I do 90% of household chores. I am the main earner. I work more hours. I organise holidays, birthdays, Christmas, socials, he literally just turns up for his life and I organise it. I left his finances to him - the ends result was him running up debt as he is so frivolous, so I have to deal with that too. Why do I end up doing all this? Because if I don’t, it goes wrong, and it impacts me in a worse way. So I end up ‘it’s easier if I just do it’.
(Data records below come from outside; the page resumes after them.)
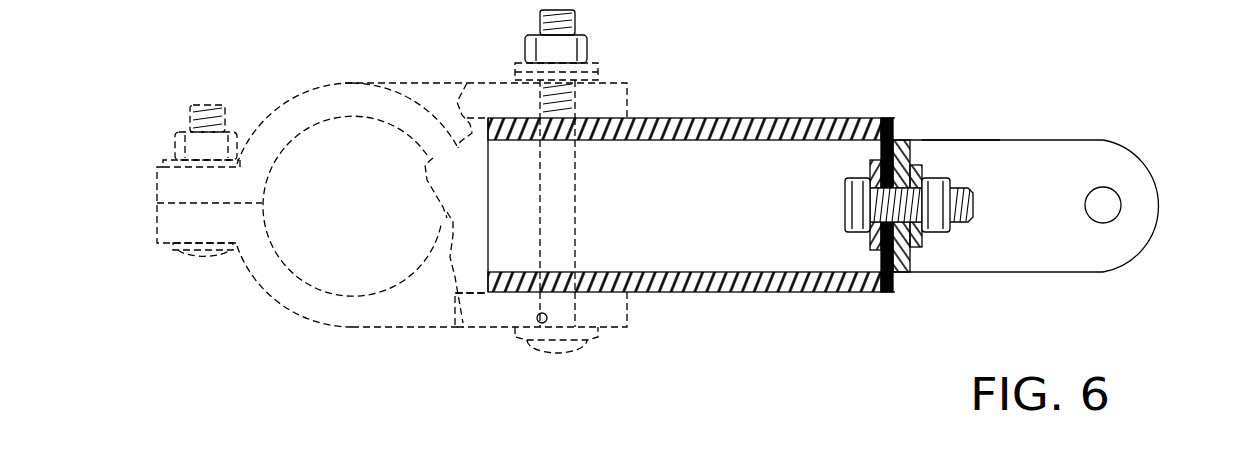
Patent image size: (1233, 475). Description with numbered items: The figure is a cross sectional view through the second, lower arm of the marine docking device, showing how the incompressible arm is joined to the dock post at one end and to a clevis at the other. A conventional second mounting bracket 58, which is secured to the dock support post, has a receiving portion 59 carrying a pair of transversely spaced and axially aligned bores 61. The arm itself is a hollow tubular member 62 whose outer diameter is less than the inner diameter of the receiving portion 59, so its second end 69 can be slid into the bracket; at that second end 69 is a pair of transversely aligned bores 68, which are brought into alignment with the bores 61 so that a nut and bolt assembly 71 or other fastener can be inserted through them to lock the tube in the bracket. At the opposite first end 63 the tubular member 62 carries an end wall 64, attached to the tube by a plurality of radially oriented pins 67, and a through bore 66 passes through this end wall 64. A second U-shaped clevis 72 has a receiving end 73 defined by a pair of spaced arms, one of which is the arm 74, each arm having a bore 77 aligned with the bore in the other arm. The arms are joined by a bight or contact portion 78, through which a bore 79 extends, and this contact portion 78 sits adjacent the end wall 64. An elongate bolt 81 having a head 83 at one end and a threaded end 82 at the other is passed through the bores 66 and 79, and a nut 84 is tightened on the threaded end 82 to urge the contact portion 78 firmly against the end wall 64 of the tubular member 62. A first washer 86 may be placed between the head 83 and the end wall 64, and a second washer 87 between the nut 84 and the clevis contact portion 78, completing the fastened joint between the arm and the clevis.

The second mounting bracket 58 is at (323, 87).
The receiving portion 59 is at (612, 330).
The bores 61 is at (578, 96).
The hollow tubular member 62 is at (732, 287).
The first end 63 is at (867, 290).
The end wall 64 is at (903, 140).
The through bore 66 is at (867, 227).
The radially oriented pins 67 is at (893, 277).
The bores 68 is at (542, 283).
The second end 69 is at (493, 287).
The nut and bolt assembly 71 is at (562, 357).
The second U-shaped clevis 72 is at (1072, 155).
The receiving end 73 is at (1133, 238).
The arm 74 is at (1083, 258).
The bore 77 is at (1110, 193).
The contact portion 78 is at (910, 158).
The bore 79 is at (923, 175).
The elongate bolt 81 is at (886, 142).
The threaded end 82 is at (937, 205).
The head 83 is at (847, 207).
The nut 84 is at (965, 202).
The first washer 86 is at (868, 162).
The second washer 87 is at (927, 240).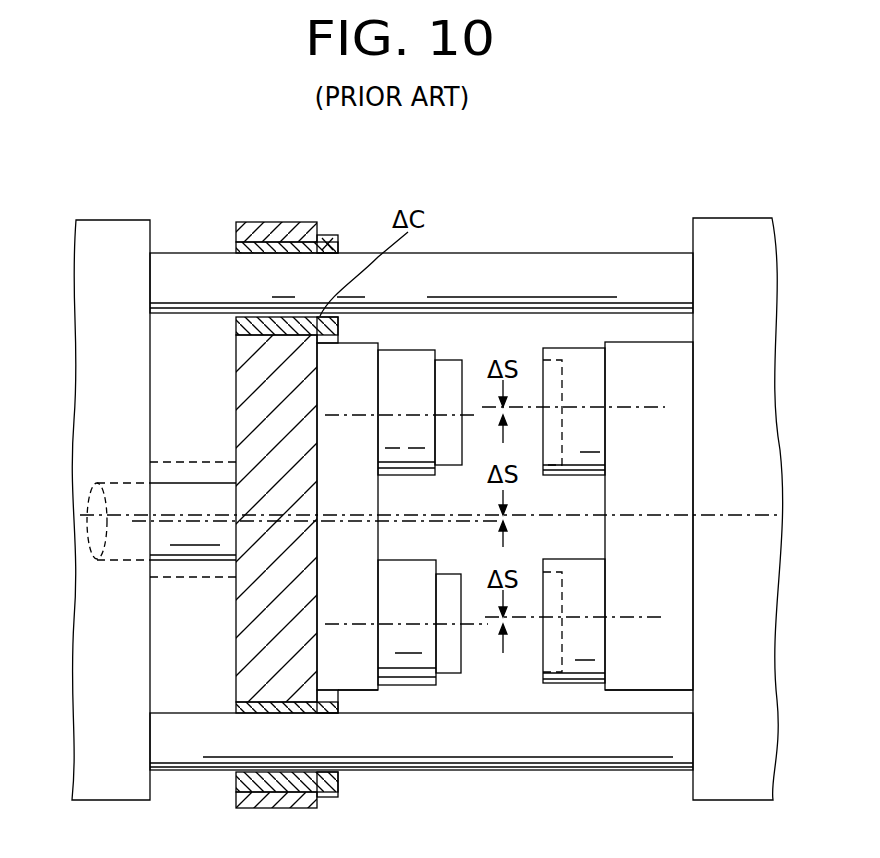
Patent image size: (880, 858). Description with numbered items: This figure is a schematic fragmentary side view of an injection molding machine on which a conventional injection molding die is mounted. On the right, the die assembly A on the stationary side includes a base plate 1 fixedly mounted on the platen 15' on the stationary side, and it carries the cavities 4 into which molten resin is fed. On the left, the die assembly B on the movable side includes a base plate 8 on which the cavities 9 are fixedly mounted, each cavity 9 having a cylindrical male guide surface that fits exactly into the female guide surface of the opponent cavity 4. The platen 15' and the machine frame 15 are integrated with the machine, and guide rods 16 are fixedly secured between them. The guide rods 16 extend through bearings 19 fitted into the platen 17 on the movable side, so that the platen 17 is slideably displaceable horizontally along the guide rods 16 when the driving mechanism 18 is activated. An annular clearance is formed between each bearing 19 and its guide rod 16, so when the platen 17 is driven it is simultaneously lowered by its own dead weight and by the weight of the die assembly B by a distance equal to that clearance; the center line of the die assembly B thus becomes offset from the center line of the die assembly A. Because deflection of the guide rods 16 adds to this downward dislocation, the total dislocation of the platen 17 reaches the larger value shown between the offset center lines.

The base plate 1 is at (655, 594).
The cavities 4 is at (573, 362).
The base plate 8 is at (357, 595).
The cavities 9 is at (418, 373).
The machine frame 15 is at (111, 478).
The platen on the stationary side 15' is at (738, 475).
The guide rods 16 is at (598, 268).
The platen on the movable side 17 is at (295, 228).
The driving mechanism 18 is at (198, 420).
The bearings 19 is at (333, 238).
The die assembly on the stationary side A is at (633, 673).
The die assembly on the movable side B is at (363, 683).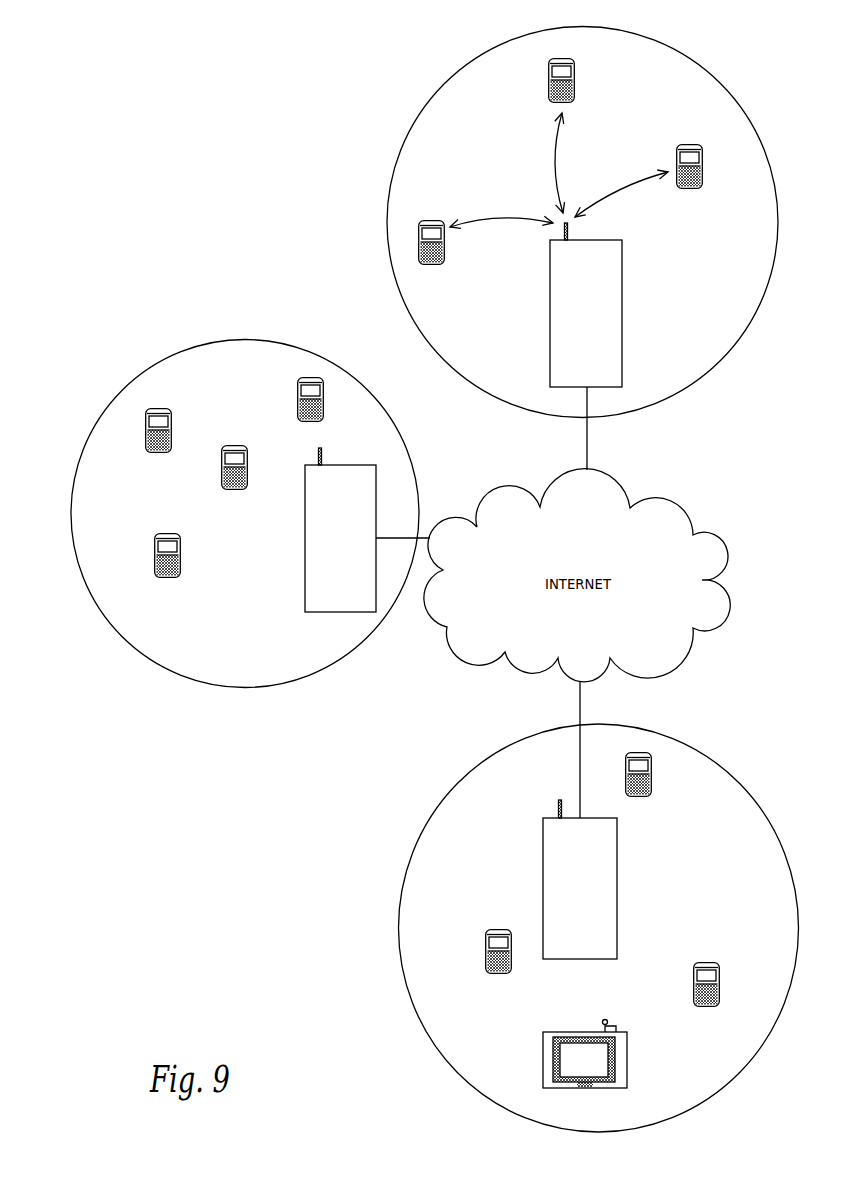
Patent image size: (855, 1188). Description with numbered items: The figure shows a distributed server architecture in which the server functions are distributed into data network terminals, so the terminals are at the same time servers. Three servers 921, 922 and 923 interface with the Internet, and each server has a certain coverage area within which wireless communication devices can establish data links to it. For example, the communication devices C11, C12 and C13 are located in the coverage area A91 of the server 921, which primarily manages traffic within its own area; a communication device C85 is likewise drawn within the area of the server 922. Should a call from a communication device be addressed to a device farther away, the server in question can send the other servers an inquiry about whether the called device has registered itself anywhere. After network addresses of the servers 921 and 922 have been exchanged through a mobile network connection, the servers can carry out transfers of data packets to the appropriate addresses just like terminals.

The coverage area A91 is at (418, 112).
The server 921 is at (622, 311).
The server 922 is at (305, 537).
The server 923 is at (617, 886).
The communication device C11 is at (700, 190).
The communication device C12 is at (569, 107).
The communication device C13 is at (440, 268).
The communication terminal C85 is at (175, 580).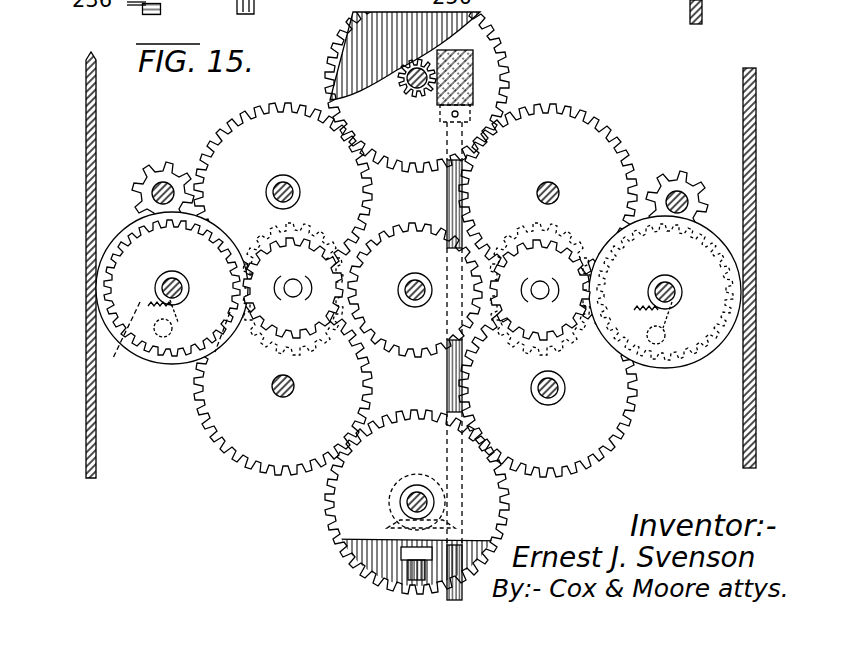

His selective incompetence is off the radar. It doesn’t matter how many times you say something, he either chooses not to hear it, doesn’t recall, or swears you never said it in the first place.

E.g. please don’t put the nylon PE tops with the printed logo in the dryer, they shrink. But he does it 3 times. On the 3rd time I say he’ll have to organise a replacement. But he doesn’t know which website, he doesn’t know the right size, he can’t go to the shop as he’s working , it wasn’t his fault, I never told him that in the first place, he doesn’t remember me saying that.

and it’s the same with every.single.thing. That alone would be a one-off, but everything is the same. He works away 4 days a week and during those 4 days I am calmer, happier, nicer, more rested and better in control. The rest of the time I feel like I’m trying to conduct my life with a toddler that needs supervision.

However he manages to hold down a job I don’t know. How when he can’t even retain simple things I tell him?

OP if you don’t have a DC with the needs mine has (a divorce would really send her MH to another level I fear) then I would be liberating yourself. I really would.

duende · 12/01/2024 12:52

OP, I could have written your post. From the lack of initiative, me being the mother and the father, carrying the financial burden, being the only one planning for the future, never being the one that someone looks after or takes care of.

All the adult shit on me. All the finance on me.
And then I had to deal with his moods.

We went to 1 counselling session but I understood it was too late for me.

We've been together 18 years, have 2 kids.
I told him last weekend it's over.

It's been horrendous but I believe it will get better.

I hope you find the right way forward for you and your family and you manage to find happiness again.

FlibbedyFlobbedyFloo · 12/01/2024 12:53

ArseInTheCoOpWindow · 12/01/2024 10:55

He sounds ADHD to me

He sounds like a lazy shit to me!

OP, get yourself out of this relationship and into a new one, if you want one, with a fully functioning adult

CatMadam · 12/01/2024 13:08

StrawberriesSW1 · 12/01/2024 12:35

The best balance for most is a masculine and a feminine. The masculine provides and protects while the feminine caters in the home. You're being made to do all for most of the time. It goes against nature.